I've yet to hear even one person of modest means--somebody, say, without a job--denounce Obama's health care vision for America. Until I do, I'm not inclined to pay much attention.
C'mon, Jonas, and all you other coulters out there. Ruining America? Really? America's so much better when a substantial fraction of the population has to ceaselessly worry about the merest possibility they might get sick--because if they do, they're at real risk of losing their homes and going bankrupt? Really, Jonas? Tell me another one!
The right-wingnuts are up in arms not because Obamacare is ruining America, but because it's ruining American exceptionalism. The United States has long been the only country in the civilized world without some form of universal health care. This has been twisted into a good thing by the right-wingnuts, principally because keeping people healthy is such a huge drain on their pocketbooks.
Obama's total health-care package doesn't even approach the monies spent in Iraq and Afghanistan. Funny how that never comes up. Killing a bunch of strangers is fine and dandy, and don't spare the expense, but keeping your own citizens healthy? Forget it.
One would think the free-marketeers would be ecstatic at the prospect of more people being cured of whatever ails them and able to contribute to the economy, but no, they're better off bankrupt or dead. Whatever.
Finally--The Church Of Peak Oil by somebody named Peter Foster. This was actually entertaining...I laughed out loud a few times, especially at this gem:
It obviously never occurs to [Peak Oil believers] that this take might be a property of their minds rather than a reflection of reality. It is always others who are "in denial." They do not see how things can go on because they have no idea how things got to where they are. All they see is that resources are finite, and that we are using them at an accelerating rate, so how can we not run out?

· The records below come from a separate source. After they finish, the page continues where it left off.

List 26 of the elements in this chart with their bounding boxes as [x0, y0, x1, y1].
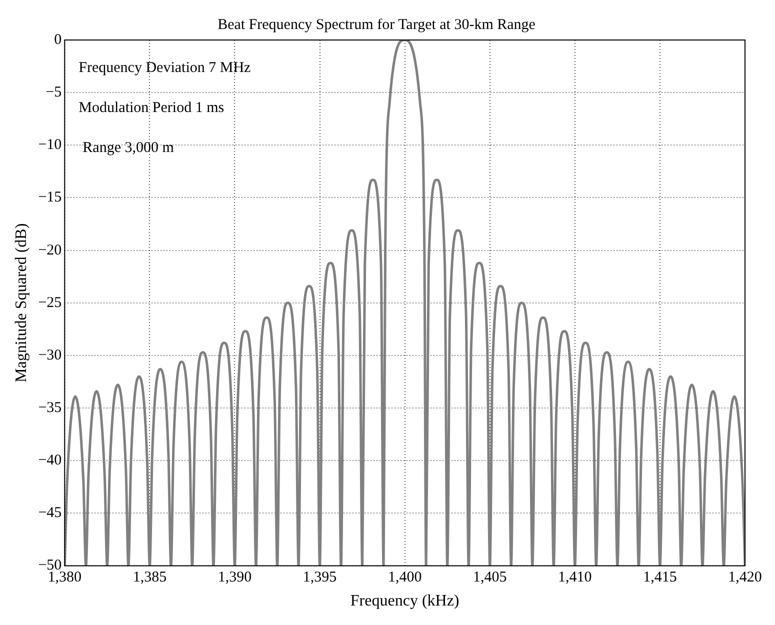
line-series [64, 40, 745, 566]
y-tick-label: −5 [46, 84, 62, 101]
y-tick-label: −25 [38, 294, 62, 311]
chart-title: Beat Frequency Spectrum for Target at 30-km Range [218, 16, 536, 33]
annotation: Range 3,000 m [82, 140, 174, 156]
x-tick-label: 1,400 [388, 570, 422, 586]
x-tick-label: 1,385 [132, 570, 167, 586]
y-tick-label: −20 [38, 242, 62, 258]
y-tick-label: −10 [38, 137, 62, 154]
x-tick-label: 1,420 [728, 570, 762, 586]
annotation: Frequency Deviation 7 MHz [78, 60, 252, 76]
y-tick-label: −30 [38, 347, 62, 364]
y-tick-label: −15 [38, 190, 62, 206]
x-tick-label: 1,405 [472, 570, 507, 586]
y-tick-label: −40 [38, 452, 62, 469]
x-tick-label: 1,380 [48, 570, 82, 586]
y-tick-label: −45 [38, 505, 62, 522]
x-tick-label: 1,415 [643, 570, 677, 586]
y-tick-label: 0 [54, 32, 62, 48]
y-axis-title: Magnitude Squared (dB) [12, 223, 30, 382]
x-axis-title: Frequency (kHz) [350, 592, 460, 610]
y-tick-label: −35 [38, 400, 62, 416]
x-tick-label: 1,395 [302, 570, 337, 586]
x-tick-label: 1,410 [558, 570, 592, 586]
annotation: Modulation Period 1 ms [78, 100, 224, 116]
x-tick-label: 1,390 [218, 570, 252, 586]
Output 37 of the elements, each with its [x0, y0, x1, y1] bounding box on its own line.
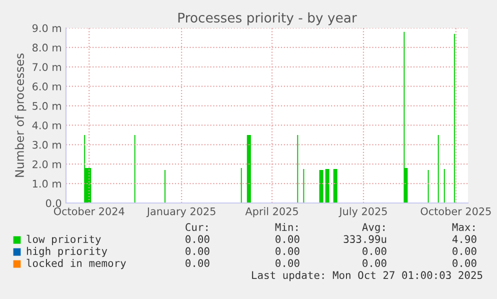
text: 0.00: [186, 247, 210, 256]
x-tick-label: January 2025: [146, 207, 216, 218]
text: 4.90: [452, 235, 476, 244]
legend-label: high priority: [26, 246, 108, 258]
text: Max:: [452, 223, 474, 232]
text: Avg:: [362, 223, 384, 234]
legend-label: low priority: [26, 234, 101, 246]
x-tick-label: April 2025: [245, 207, 298, 218]
y-tick-label: 0.0: [46, 199, 62, 208]
text: 0.00: [452, 259, 476, 268]
y-tick-label: 4.0 m: [32, 121, 61, 130]
y-tick-label: 8.0 m: [32, 44, 61, 52]
y-axis-title: Number of processes: [14, 54, 26, 177]
y-tick-label: 7.0 m: [32, 63, 61, 71]
x-tick-label: October 2024: [54, 207, 124, 216]
text: 0.00: [276, 235, 300, 244]
text: 333.99u: [344, 235, 386, 244]
y-tick-label: 1.0 m: [32, 180, 61, 188]
text: Min:: [275, 222, 298, 231]
x-tick-label: July 2025: [338, 207, 387, 218]
text: 0.00: [362, 259, 386, 268]
y-tick-label: 5.0 m: [32, 102, 61, 110]
chart-title: Processes priority - by year: [178, 12, 357, 26]
y-tick-label: 9.0 m: [32, 24, 61, 32]
y-tick-label: 2.0 m: [32, 160, 61, 168]
text: 0.00: [276, 247, 300, 256]
y-tick-label: 3.0 m: [32, 140, 61, 149]
text: 0.00: [362, 247, 386, 256]
legend-label: locked in memory: [26, 258, 126, 270]
y-tick-label: 6.0 m: [32, 82, 61, 90]
text: 0.00: [186, 235, 210, 244]
text: Cur:: [186, 223, 208, 232]
text: 0.00: [186, 259, 210, 268]
text: 0.00: [276, 259, 300, 268]
text: Last update: Mon Oct 27 01:00:03 2025: [252, 270, 482, 282]
x-tick-label: October 2025: [420, 207, 491, 216]
text: 0.00: [452, 247, 476, 256]
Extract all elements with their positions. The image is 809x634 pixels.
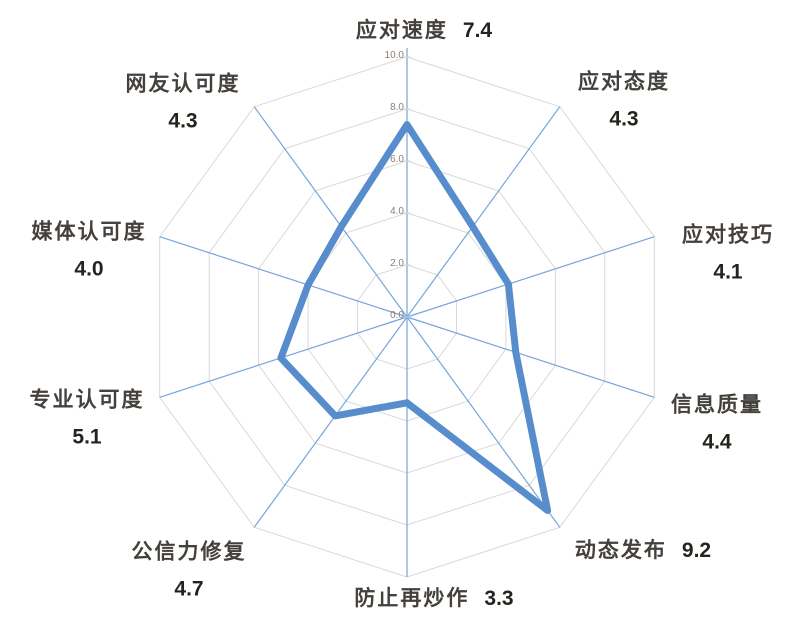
category-label: 专业认可度: [29, 388, 145, 412]
radial-tick-label: 2.0: [390, 258, 404, 269]
data-series-polygon: [277, 121, 552, 514]
category-label-group: 应对技巧 4.1: [682, 221, 774, 288]
radial-tick-label: 4.0: [390, 206, 404, 217]
radial-tick-label: 6.0: [390, 154, 404, 165]
category-label: 应对速度: [355, 19, 448, 42]
category-value: 9.2: [681, 539, 712, 562]
category-label-group: 媒体认可度 4.0: [32, 218, 147, 285]
category-label: 网友认可度: [125, 72, 241, 96]
category-label-group: 应对态度 4.3: [578, 68, 670, 135]
category-value: 4.0: [74, 257, 104, 281]
category-label-group: 专业认可度 5.1: [30, 386, 145, 453]
category-value: 5.1: [72, 425, 102, 449]
category-value: 7.4: [462, 19, 493, 42]
category-label-group: 网友认可度 4.3: [126, 70, 241, 137]
axis-spoke: [159, 236, 408, 318]
category-value: 4.3: [168, 109, 198, 133]
radial-tick-label: 10.0: [384, 50, 404, 61]
category-label: 应对态度: [578, 70, 670, 94]
category-value: 4.3: [609, 107, 639, 131]
axis-spoke: [406, 316, 655, 398]
axis-spoke: [406, 236, 655, 318]
category-label: 防止再炒作: [354, 587, 470, 610]
axis-spoke: [253, 106, 408, 318]
radial-tick-label: 0.0: [390, 310, 404, 321]
category-label: 信息质量: [671, 393, 763, 417]
category-label-group: 公信力修复 4.7: [132, 538, 247, 605]
category-label-group: 应对速度 7.4: [356, 16, 492, 46]
category-value: 4.7: [174, 577, 204, 601]
category-label: 媒体认可度: [31, 220, 147, 244]
category-value: 3.3: [484, 587, 514, 610]
category-label-group: 动态发布 9.2: [575, 536, 711, 566]
category-value: 4.1: [713, 260, 743, 284]
category-label: 动态发布: [574, 539, 667, 562]
axis-spoke: [406, 106, 561, 318]
axis-spoke: [406, 316, 561, 528]
category-label: 应对技巧: [682, 223, 774, 247]
category-value: 4.4: [702, 430, 732, 454]
axis-spoke: [253, 316, 408, 528]
category-label-group: 防止再炒作 3.3: [354, 584, 513, 614]
radial-tick-label: 8.0: [390, 102, 404, 113]
category-label-group: 信息质量 4.4: [671, 391, 763, 458]
category-label: 公信力修复: [131, 540, 247, 564]
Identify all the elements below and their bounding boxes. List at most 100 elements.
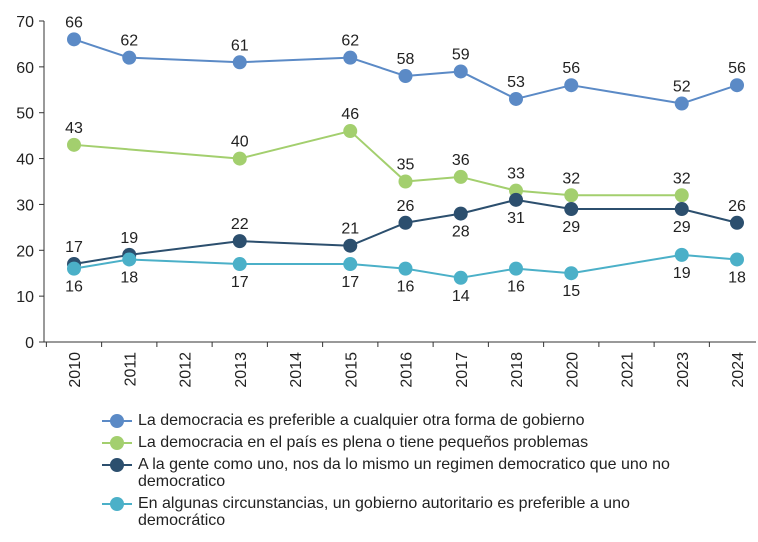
x-tick-label: 2020 (564, 352, 581, 388)
legend-entry: En algunas circunstancias, un gobierno a… (100, 495, 740, 529)
legend-label: La democracia en el país es plena o tien… (138, 434, 589, 451)
data-label: 43 (65, 120, 83, 137)
data-label: 46 (341, 106, 359, 123)
series-line (129, 240, 240, 256)
point (674, 202, 689, 217)
point (232, 234, 247, 249)
point (67, 137, 81, 152)
point (509, 192, 523, 207)
point (232, 151, 247, 166)
data-label: 62 (120, 33, 138, 50)
x-tick-label: 2018 (509, 352, 526, 388)
data-label: 66 (65, 14, 83, 31)
series-line (460, 175, 517, 192)
y-tick-label: 0 (25, 335, 34, 352)
point (343, 124, 358, 139)
series-line (681, 84, 738, 105)
series-line (681, 208, 738, 224)
data-label: 33 (507, 166, 525, 183)
y-tick-label: 70 (16, 14, 34, 31)
series-line (515, 84, 572, 100)
x-tick-label: 2011 (122, 352, 139, 387)
legend-marker (102, 436, 132, 450)
data-label: 35 (397, 157, 415, 174)
point (67, 32, 81, 47)
data-label: 29 (673, 219, 691, 236)
point (398, 69, 413, 84)
data-label: 15 (562, 283, 580, 300)
chart: 0 10 20 30 40 50 60 70 2010 2011 2012 2013 2014 2015 2… (16, 14, 756, 388)
legend-entry: La democracia en el país es plena o tien… (100, 434, 740, 451)
data-label: 32 (562, 170, 580, 187)
data-label: 17 (341, 274, 359, 291)
series-line (239, 56, 351, 64)
y-tick-label: 20 (16, 243, 34, 260)
legend-entry: La democracia es preferible a cualquier … (100, 412, 740, 429)
data-label: 21 (341, 221, 359, 238)
point (564, 78, 579, 93)
series-line (460, 70, 517, 100)
data-label: 31 (507, 210, 525, 227)
y-tick-label: 50 (16, 106, 34, 123)
point (674, 96, 689, 111)
series-line (571, 253, 682, 275)
point (730, 252, 744, 267)
data-label: 26 (728, 198, 746, 215)
legend-label: A la gente como uno, nos da lo mismo un … (138, 456, 670, 490)
point (564, 266, 579, 281)
series-line (73, 258, 130, 270)
series-line (73, 143, 240, 160)
point (122, 252, 137, 267)
data-label: 28 (452, 224, 470, 241)
series-line (129, 258, 240, 266)
point (730, 78, 744, 93)
legend-marker (102, 458, 132, 472)
legend-marker (102, 414, 132, 428)
series-line (349, 221, 406, 247)
point (509, 91, 523, 106)
point (122, 50, 137, 65)
series-line (73, 38, 130, 59)
series-line (515, 198, 572, 211)
point (674, 247, 689, 262)
legend-dot (110, 414, 124, 428)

How indeed, Mr. Foster? I was fascinated by this--you so clearly seemed to be going somewhere with it. I read on expecting to find the answer to all our problems. I mean, you'd already pooh-poohed the very idea of Peak Oil meaning "the end of civilization as we know it", since, well, you know, so few things are made with oil, and almost nothing is TRANSPORTED with it. But you chickened out, promising to address things in further detail in your next column. Ah, well. At least I won't have to spend another $2, now that I see you're online.
In the meantime, that's enough coulters for one day.